1) La campagne Familiprix, où un pharmacien observe des gens sur le point de se faire mal ou d’avoir besoin d’un article de pharmacie, avant de placer son célèbre: "Aha! Familiprix." Une campagne qui est devenue un véritable phénomène de société.

2) Les campagnes de Fido: "On a construit tout l’univers de la marque, d’A à Z", affirme Michel Ostiguy. C’est d’ailleurs pour ce client que l’agence a ouvert son bureau à Toronto.
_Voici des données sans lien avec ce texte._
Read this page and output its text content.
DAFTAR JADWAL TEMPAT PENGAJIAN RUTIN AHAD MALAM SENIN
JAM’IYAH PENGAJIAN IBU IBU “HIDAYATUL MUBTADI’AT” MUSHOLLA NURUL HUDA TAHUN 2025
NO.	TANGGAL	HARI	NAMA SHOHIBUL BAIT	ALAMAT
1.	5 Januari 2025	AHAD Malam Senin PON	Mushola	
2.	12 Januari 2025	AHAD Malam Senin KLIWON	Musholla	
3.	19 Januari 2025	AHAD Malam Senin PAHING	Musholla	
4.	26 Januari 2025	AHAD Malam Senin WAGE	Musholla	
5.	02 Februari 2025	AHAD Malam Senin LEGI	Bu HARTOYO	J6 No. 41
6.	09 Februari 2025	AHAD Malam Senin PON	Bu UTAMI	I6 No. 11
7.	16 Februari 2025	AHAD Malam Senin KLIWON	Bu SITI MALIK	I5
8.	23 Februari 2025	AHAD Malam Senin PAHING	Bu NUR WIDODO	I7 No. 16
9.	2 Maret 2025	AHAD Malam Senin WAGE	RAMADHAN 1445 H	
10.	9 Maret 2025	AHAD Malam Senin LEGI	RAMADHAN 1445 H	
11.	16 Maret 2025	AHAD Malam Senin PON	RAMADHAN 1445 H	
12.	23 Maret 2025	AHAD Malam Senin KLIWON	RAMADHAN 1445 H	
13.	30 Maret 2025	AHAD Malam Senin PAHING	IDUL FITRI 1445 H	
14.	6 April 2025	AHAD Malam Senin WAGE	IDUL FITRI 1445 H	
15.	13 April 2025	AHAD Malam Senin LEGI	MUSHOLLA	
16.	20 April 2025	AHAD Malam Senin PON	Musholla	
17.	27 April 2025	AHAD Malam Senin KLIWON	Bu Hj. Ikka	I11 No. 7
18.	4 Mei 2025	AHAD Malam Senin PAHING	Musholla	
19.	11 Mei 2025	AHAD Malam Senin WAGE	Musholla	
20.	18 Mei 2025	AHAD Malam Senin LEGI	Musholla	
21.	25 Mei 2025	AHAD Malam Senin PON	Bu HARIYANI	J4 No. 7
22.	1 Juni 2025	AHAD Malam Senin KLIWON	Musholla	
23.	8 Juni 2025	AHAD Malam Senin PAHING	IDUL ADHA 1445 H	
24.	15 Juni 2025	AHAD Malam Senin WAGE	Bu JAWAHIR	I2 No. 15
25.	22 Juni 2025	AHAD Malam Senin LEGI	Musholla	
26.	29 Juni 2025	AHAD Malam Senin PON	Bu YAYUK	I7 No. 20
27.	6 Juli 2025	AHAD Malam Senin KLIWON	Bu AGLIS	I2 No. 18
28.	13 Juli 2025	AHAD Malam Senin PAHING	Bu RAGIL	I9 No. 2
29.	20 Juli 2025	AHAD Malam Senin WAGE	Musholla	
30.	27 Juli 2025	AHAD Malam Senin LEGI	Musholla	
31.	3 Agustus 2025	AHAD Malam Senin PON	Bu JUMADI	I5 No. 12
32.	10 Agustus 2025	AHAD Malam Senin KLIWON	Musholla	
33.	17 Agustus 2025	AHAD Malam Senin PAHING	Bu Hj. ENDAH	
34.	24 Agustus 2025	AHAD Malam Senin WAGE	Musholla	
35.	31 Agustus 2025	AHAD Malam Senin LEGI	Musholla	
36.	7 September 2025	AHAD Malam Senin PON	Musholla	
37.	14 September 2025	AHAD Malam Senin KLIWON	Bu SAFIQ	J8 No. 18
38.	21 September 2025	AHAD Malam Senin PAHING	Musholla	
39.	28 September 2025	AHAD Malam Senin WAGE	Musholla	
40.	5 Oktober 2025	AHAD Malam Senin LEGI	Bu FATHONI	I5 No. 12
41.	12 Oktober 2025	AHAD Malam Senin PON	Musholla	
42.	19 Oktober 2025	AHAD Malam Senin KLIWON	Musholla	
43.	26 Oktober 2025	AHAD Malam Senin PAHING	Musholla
3) Les pubs de Honda Civic avec Martin Matte. Un grand succès populaire, mais une campagne qui leur a valu des critiques du côté du milieu publicitaire: "Ils voyaient ça comme un truc", explique Hugo Léger. "Il n’y a qu’au Québec qu’on s’élève contre [les campagnes avec des porte-paroles], affirme de son côté Roger Gariépy. Je ne sais pas pourquoi, parce qu’on voit ça partout ailleurs sur la planète. On a commencé à travailler avec Martin Matte il y a huit ans, avant qu’il devienne la vedette qu’il est. […] Aujourd’hui, on bénéficie de son aura, mais Martin Matte reste lui-même, on n’en a pas fait quelqu’un d’autre."